Sonya Hudson, Managing Editor

This year, 1,500 more students than expected enrolled into George Mason University. According to Dan Walsch, Mason’s press secretary, this means basically nothing will change for students on a day to day basis in the short term.

“Students will continue attending classes and living their lives as normal,” said Walsch. “What this could mean down the road is an increase in class sizes.” Walsch also noted that the recent budget cuts will contribute to fewer offered sections of classes and an increase in class size.

“The university can physically accommodate these students,” says Walsch, “but what the university is focusing on is maintaining a quality education for all these students.”

According to Walsch, the university surpassing its enrollment target means that the university has a good name, as many students are transferring to Mason, many more are deciding to attend as freshmen and the retention rate is higher than last year.

Walsch speculated that some of this stems from the bad economy, which is encouraging people to stay in school, take more courses and go back to school to increase credentials for better paying jobs. Students returning to Mason speaks to the quality of education they are receiving. Of course, Walsch explained these reasons are purely speculative as there is no hard and fast reason to an increase in enrollment this fall.
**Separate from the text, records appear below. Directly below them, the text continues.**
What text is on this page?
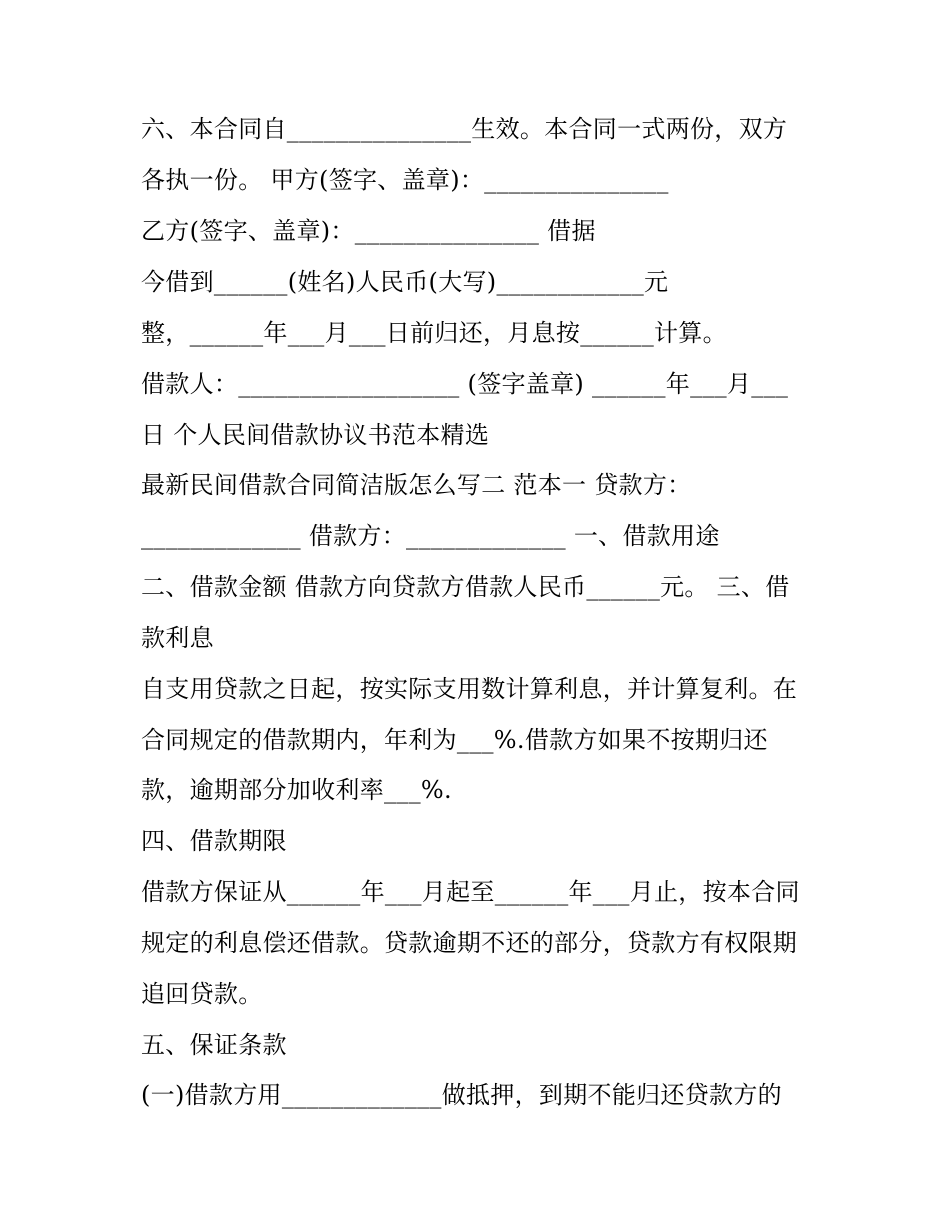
六、本合同自_______________生效。本合同一式两份，双方
各执一份。 甲方(签字、盖章)：_______________
乙方(签字、盖章)：_______________ 借据
今借到______(姓名)人民币(大写)____________元
整，______年___月___日前归还，月息按______计算。
借款人：__________________ (签字盖章) ______年___月___
日 个人民间借款协议书范本精选
最新民间借款合同简洁版怎么写二 范本一 贷款方：
_____________ 借款方：_____________ 一、借款用途
二、借款金额 借款方向贷款方借款人民币______元。 三、借
款利息
自支用贷款之日起，按实际支用数计算利息，并计算复利。在
合同规定的借款期内，年利为___%.借款方如果不按期归还
款，逾期部分加收利率___%.
四、借款期限
借款方保证从______年___月起至______年___月止，按本合同
规定的利息偿还借款。贷款逾期不还的部分，贷款方有权限期
追回贷款。
五、保证条款
(一)借款方用_____________做抵押，到期不能归还贷款方的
“George Mason University’s higher-than-anticipated enrollment increase is reflective, in many ways, of a growing appreciation of the connection between a quality education and one’s ability to obtain viable employment in today’s economy,” said President Alan Merten.

“This reality is seen in the upswing in students in a number of our academic areas such as teaching, engineering, the health professions and information technology. The enrollment increase in those fields, particularly among in-state students, also reflects the increased recognition of the quality of Mason’s programs in these and other academic areas,” said Merten.